Regulatory Obligations and Related Considerations

Regulatory Obligations

Exchange Act Rule 15c3-1 (Net Capital Rule) requires that firms must at all times have and maintain net capital at specific levels to protect customers and creditors from monetary losses that can occur when firms fail. Exchange Act Rule 17a-11 requires firms to notify FINRA in the event their net capital falls below the “minimum amount required” by the Net Capital Rule.

Related Considerations

  • How does your firm review its net capital treatment of assets to confirm that they are correctly classified for net capital purposes?
  • How does your firm confirm that it has correctly identified and aged all failed-to-deliver contracts, properly calculated the applicable net capital charges and correctly applied the deductions to its net capital calculation?
  • For firms with expense sharing agreements, what kind of allocation methodology does your firm use and what kind of documentation does your firm maintain to substantiate its methodology for allocating specific broker-dealer costs to the firm or an affiliate?
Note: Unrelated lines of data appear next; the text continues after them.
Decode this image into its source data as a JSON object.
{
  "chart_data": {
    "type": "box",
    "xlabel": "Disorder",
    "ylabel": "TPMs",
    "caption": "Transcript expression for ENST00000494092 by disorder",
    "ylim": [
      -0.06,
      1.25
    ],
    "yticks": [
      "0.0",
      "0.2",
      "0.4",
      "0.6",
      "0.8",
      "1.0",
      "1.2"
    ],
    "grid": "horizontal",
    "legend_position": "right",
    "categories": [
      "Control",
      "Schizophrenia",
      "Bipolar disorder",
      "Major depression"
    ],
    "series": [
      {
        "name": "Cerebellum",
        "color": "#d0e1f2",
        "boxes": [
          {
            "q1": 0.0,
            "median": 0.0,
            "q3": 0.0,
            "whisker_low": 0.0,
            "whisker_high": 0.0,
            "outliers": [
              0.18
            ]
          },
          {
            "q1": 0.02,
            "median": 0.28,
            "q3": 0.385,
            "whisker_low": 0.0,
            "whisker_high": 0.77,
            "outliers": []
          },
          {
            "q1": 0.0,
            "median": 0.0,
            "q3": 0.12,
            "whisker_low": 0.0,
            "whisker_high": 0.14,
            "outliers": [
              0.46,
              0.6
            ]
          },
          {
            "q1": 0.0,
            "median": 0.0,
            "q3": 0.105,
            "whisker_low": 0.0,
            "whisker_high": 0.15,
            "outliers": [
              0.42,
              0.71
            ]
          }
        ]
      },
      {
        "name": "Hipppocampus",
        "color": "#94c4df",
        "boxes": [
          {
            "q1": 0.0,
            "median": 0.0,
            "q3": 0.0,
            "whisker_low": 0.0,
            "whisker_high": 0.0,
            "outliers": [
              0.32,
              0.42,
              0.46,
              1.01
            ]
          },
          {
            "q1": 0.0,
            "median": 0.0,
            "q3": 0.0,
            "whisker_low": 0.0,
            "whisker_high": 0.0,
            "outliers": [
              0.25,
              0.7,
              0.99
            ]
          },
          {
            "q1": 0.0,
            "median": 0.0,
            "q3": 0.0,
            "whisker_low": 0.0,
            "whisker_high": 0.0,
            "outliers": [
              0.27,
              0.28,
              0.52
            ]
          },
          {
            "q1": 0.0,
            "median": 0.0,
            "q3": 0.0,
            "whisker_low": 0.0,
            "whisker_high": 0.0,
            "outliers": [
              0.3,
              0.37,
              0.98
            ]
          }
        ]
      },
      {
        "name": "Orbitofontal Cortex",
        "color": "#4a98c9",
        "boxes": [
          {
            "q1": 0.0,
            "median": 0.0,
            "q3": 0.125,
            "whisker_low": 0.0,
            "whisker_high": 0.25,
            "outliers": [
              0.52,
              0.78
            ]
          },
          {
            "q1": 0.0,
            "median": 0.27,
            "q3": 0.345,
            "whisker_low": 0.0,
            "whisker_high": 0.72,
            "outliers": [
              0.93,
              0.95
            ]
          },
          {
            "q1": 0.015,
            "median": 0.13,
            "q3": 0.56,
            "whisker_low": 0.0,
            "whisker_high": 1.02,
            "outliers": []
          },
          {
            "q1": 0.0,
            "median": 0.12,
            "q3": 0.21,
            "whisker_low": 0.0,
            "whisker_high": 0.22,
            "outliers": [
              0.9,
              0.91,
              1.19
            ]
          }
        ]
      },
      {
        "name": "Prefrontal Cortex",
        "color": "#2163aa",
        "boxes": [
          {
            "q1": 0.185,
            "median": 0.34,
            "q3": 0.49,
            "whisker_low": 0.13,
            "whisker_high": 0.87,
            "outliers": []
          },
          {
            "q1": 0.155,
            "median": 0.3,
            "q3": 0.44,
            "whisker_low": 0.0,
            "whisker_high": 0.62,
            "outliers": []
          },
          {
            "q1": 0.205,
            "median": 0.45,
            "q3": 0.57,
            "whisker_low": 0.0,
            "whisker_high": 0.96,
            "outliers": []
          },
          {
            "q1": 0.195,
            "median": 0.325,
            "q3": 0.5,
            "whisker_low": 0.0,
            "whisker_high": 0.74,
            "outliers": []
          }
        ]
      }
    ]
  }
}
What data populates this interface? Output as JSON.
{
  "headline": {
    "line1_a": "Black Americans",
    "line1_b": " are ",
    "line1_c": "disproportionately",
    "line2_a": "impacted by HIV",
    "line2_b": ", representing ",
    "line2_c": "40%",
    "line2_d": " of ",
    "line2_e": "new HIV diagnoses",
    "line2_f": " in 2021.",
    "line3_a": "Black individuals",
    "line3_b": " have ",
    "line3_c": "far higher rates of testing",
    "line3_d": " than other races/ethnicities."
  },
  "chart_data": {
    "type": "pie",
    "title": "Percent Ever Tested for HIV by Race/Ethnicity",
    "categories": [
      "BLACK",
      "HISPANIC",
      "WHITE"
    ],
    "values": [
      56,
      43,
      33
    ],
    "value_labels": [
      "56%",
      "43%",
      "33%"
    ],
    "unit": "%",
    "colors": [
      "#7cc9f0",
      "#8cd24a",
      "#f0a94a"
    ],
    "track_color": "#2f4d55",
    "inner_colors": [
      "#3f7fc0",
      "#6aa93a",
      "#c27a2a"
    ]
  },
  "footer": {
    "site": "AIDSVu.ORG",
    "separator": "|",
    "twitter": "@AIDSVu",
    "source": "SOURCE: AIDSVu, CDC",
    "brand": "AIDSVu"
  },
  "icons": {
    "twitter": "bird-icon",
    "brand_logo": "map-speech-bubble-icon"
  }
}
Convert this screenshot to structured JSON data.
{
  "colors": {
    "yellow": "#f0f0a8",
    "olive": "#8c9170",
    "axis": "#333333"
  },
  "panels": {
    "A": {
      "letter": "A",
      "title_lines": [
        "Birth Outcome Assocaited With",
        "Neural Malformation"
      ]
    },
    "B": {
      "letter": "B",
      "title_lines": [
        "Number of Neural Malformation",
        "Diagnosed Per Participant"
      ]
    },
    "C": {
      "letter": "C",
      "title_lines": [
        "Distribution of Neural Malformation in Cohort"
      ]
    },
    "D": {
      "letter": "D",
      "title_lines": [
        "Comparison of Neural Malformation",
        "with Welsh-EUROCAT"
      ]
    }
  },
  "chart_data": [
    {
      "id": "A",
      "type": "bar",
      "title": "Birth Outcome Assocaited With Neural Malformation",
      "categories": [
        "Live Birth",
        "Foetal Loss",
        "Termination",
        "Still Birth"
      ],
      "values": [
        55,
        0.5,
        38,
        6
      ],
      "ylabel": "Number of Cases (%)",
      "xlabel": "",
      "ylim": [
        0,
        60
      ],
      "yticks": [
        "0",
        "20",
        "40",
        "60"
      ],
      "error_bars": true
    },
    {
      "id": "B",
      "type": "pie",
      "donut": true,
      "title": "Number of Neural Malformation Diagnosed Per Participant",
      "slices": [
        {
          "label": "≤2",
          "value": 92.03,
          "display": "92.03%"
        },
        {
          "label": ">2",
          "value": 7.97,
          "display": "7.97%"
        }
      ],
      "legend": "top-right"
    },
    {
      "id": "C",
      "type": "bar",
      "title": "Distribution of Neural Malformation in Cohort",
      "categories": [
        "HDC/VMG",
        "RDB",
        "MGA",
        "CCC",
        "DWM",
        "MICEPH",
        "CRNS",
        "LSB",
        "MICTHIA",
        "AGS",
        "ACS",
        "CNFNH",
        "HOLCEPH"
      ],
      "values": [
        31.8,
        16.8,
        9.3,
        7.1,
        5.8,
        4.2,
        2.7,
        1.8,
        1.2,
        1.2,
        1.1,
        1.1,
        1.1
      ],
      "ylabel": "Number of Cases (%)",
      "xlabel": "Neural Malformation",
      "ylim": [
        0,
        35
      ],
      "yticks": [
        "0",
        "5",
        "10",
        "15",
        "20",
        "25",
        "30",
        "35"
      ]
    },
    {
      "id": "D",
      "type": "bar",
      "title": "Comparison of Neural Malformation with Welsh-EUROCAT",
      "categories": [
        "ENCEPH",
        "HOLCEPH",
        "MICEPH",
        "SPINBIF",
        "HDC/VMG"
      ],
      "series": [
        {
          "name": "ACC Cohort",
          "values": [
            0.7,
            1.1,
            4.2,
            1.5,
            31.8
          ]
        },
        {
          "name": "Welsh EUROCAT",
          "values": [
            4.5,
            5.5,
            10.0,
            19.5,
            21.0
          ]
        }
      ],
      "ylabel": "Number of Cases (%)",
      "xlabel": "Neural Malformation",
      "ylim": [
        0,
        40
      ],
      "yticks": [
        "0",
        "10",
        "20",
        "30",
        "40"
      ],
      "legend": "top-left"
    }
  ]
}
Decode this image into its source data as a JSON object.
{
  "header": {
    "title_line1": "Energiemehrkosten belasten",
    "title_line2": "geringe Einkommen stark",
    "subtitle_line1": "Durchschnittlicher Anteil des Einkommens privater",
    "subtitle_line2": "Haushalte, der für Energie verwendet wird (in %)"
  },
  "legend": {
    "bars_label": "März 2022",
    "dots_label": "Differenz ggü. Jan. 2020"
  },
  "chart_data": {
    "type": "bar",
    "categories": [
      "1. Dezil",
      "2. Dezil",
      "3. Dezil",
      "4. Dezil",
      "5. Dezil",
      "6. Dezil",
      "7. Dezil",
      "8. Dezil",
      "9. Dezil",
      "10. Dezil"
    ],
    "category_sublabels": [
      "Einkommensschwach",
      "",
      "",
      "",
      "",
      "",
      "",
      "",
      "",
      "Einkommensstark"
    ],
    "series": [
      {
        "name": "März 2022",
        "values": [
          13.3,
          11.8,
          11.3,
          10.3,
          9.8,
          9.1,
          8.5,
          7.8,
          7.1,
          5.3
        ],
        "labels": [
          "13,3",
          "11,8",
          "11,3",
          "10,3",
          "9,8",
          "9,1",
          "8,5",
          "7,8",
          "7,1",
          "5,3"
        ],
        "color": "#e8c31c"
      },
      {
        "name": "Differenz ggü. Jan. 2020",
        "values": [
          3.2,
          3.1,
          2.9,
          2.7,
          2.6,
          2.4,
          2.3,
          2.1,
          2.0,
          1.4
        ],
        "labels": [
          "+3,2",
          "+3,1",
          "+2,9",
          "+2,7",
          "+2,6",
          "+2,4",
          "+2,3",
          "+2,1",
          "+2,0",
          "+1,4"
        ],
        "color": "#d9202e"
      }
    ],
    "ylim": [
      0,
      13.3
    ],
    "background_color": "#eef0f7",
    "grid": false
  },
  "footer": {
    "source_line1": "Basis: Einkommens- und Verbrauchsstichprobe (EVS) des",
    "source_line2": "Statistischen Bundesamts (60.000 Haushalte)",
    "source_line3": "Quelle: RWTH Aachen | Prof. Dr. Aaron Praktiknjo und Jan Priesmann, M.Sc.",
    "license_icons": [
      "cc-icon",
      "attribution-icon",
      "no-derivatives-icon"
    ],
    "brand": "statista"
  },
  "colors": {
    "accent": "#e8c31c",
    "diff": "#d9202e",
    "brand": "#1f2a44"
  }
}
Exam Findings and Effective Practices

Exam Findings

  • Inaccurate Classification of Receivables, Liabilities and Revenue – Incorrectly classifying receivables, liabilities and revenues, which resulted in inaccurate reporting of firms’ financial positions and, in some instances, a capital deficiency; incorrectly classifying non-allowable assets, such as large investments in certificates of deposit (CDs) because firms did not have a process to assess the net capital treatment of CDs pursuant to Exchange Act Rule 15c3-1(c)(2)(vi)(E); and not reviewing account agreements for CDs to determine whether they contained stipulations restricting withdrawals prior to maturity, including restricting their withdrawal or giving the bank discretion to permit or prohibit their withdrawal.
  • Failed to Deliver and Failed to Receive Contracts (Fails) – Not having a process to correctly identify, track and age intra-month and end of the month Fails for firms’ operating an Exchange Act Rule 15a-6 chaperoning business, including:
    • Inaccurate Net Capital Charge – Failing to compute and apply the correct applicable net capital charge for aged Fails;
    • No Information from Clearing Firm – Failing to request or confirm receipt of timely information relating to Fails from their clearing firms;
    • Gaps in Policies and Procedures – Failing to address monitoring, reporting and aging of Fails in firms’ policies and procedures;
    • Incorrect Balance Sheets and FOCUS Reports – Failing to record Fails on firms’ balance sheet, and, as a result, filing incorrect FOCUS reports; and
    • No Blotters – Failing to maintain blotters for Fails.
  • Incorrect Capital Charges for Underwriting Commitments – Not maintaining an adequate process to assess moment-to-moment and open contractual commitment capital charges on underwriting commitments, and not understanding their role as it pertained to the underwriting (i.e., best efforts or firm commitment).
  • Inaccurate Recording of Revenue and Expenses – Using cash accounting to record revenue and expenses as of the date the money changes hands, rather than accrual accounting (where firms would record revenue and expenses as of the date that revenue is earned or expenses are incurred); and making ledger entries as infrequently as once per month, as a result of which firms did not have adequate context to determine the proper accrual-based transaction date.
  • Insufficient Documentation Regarding Expense-Sharing Agreements – Not delineating a method of allocation for payment; not allocating (fixed or variable) expenses proportionate to the benefit to the broker-dealer; or not maintaining sufficient documentation to substantiate firms’ methodologies for allocating specific broker-dealer costs—such as technology fees, marketing charges, retirement account administrative fees and employees’ compensation—to broker-dealers or affiliates.

Effective Practices

  • Net Capital Assessment – Performing an assessment of their net capital treatment of assets, including CDs, to confirm that they were correctly classified for net capital purposes.
  • Agreement Review – Obtaining from, and verifying with, banks the withdrawal terms of any assets, with particular focus on CD products, and reviewing all of the agreement terms, focusing on whether withdrawal restrictions may affect an asset’s classification and its net capital charge for the terms of all assets, including CDs, and reviewing all of the agreement terms, focusing on whether withdrawal restrictions may affect an asset’s classification and its net capital charge.
  • Training and Guidance – Developing guidance and training for Financial and Operational Principal and other relevant staff on Net Capital Rule requirements for Fails, including how to report Fails on their balance sheets, track the age of Fails and, if necessary, calculate any net capital deficit resulting from aged Fails.
  • Aging Review – Performing reviews to confirm that they correctly aged Fail contract charges and correctly applied a net capital deduction, when applicable, to their net capital calculation.
  • Collaboration with Clearing Firms – Clarifying WSPs to address clearing firms’ responsibilities regarding net capital requirements, including for Fails, and introducing firms engaging their clearing firms to confirm that:
    • introducing firms were receiving a record of all Fails on a daily basis (or at least monthly);
    • clearing firms’ reports included all of the required information; and
    • introducing firms were correctly interpreting the clearing firms’ reports (especially distinctions between trade date and settlement date and those dates’ implications for aging calculations for Fails).